Exploring African connections

Share
Special to The Times

The dance forms -- tap, capoeira, gumboot and hip-hop -- spread like honey on a table. At least that’s what UC Riverside dance professor Anna Scott pointed out while serving as tour guide to “Echo Africa: Dance From the Diaspora” on Saturday night at California Plaza as part of the Grand Performances free summer series.

Well, maybe the journey was a bit zigzaggedy, but four acts whose dance forms have filial connections to Africa nevertheless put on a good show.

None proved as powerful, however, as Philadelphia-based Rennie Harris. His seven-minute solo, “Endangered Species” (first reviewed in 1996 and since reworked), brought his African roots -- and harsh urban upbringing -- into full view.

Advertisement

Harris, founder of Rennie Harris Puremovement, danced to a taped, autobiographical text laced with heavy breathing sounds -- fitting, since Harris is first seen as if in slow motion, walking or running from that which is virtually inescapable: his past.

The monologue details, among other things, a lesbian sister, another’s mental retardation, and two gangsta brothers.

Harris crouches, slices the air with winglike hands, skitters on his knees. He speaks of molestation at age 6, being Catholic, racism.

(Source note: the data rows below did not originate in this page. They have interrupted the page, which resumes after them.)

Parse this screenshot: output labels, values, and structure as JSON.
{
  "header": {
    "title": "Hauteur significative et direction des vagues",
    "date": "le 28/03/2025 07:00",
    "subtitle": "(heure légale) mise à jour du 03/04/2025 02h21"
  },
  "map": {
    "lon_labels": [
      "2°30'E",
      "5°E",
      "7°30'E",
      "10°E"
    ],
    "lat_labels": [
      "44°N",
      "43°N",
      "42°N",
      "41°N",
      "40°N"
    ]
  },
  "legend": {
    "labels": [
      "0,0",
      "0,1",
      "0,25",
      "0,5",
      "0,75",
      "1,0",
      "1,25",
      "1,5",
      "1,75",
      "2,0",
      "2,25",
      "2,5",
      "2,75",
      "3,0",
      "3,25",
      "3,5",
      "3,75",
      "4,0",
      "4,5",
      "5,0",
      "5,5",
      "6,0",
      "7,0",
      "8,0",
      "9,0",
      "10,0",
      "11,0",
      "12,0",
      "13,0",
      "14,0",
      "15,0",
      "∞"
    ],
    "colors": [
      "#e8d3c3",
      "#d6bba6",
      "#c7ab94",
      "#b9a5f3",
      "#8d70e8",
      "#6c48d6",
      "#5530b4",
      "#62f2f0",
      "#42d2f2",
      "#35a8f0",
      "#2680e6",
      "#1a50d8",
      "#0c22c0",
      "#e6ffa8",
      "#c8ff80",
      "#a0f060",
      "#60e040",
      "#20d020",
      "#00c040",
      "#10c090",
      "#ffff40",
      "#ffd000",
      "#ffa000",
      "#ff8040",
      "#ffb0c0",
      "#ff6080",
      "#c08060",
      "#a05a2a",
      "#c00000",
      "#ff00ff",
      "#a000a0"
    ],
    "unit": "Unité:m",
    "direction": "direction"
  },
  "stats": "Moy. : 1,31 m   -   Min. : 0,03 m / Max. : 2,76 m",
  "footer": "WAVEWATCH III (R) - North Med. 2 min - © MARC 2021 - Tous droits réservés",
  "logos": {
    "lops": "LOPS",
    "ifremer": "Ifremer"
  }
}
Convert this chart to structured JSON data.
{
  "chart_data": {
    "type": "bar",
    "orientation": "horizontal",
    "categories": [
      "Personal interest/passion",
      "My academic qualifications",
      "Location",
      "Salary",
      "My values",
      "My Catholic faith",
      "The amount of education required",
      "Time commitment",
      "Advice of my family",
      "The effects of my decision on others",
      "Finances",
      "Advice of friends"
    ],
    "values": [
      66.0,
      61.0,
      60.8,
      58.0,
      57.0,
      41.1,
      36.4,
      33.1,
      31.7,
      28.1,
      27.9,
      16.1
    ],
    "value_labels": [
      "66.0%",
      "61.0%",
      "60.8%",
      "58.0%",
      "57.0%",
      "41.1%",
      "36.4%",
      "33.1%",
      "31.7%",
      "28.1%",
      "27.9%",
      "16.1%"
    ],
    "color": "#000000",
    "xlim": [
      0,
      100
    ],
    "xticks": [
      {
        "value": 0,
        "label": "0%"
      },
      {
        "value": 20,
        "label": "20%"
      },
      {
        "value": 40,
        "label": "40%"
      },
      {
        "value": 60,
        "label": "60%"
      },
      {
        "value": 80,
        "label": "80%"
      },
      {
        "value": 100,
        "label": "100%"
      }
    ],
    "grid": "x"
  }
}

His hip-hop moves are robotic -- he’s popping. His body seems to have a mind of its own.

Intense, and not exactly family-friendly, the piece ends with a bullet taking him down.

The other three groups got down in their own ways: Scott introduced Los Angeles-based Kennedy Tap Company, 12 beaming youngsters (ages 11 to 17) whose feet she likened to “drums in talking form.”

Unison tapping sounded like cards being shuffled, as another American leg of the diaspora was on display.

Slaves -- and capoeira, the martial arts-dance form -- were brought to Brazil from Africa, and the locally based Ballet Folclorico Do Brasil, founded by Amen Santo, is all about freedom.

Advertisement

A dozen people burned up the stage with astonishing acrobatics as contorting bodies blurred, twirled, twisted and high-kicked to invigorating percussion music.

Completing the program: Los Angeles-based Shaluza Boot Dancers performed body-slapping, torso-shimmying routines originally created by South African miners at work.

The evening, to paraphrase Scott, was a veritable “soul express.”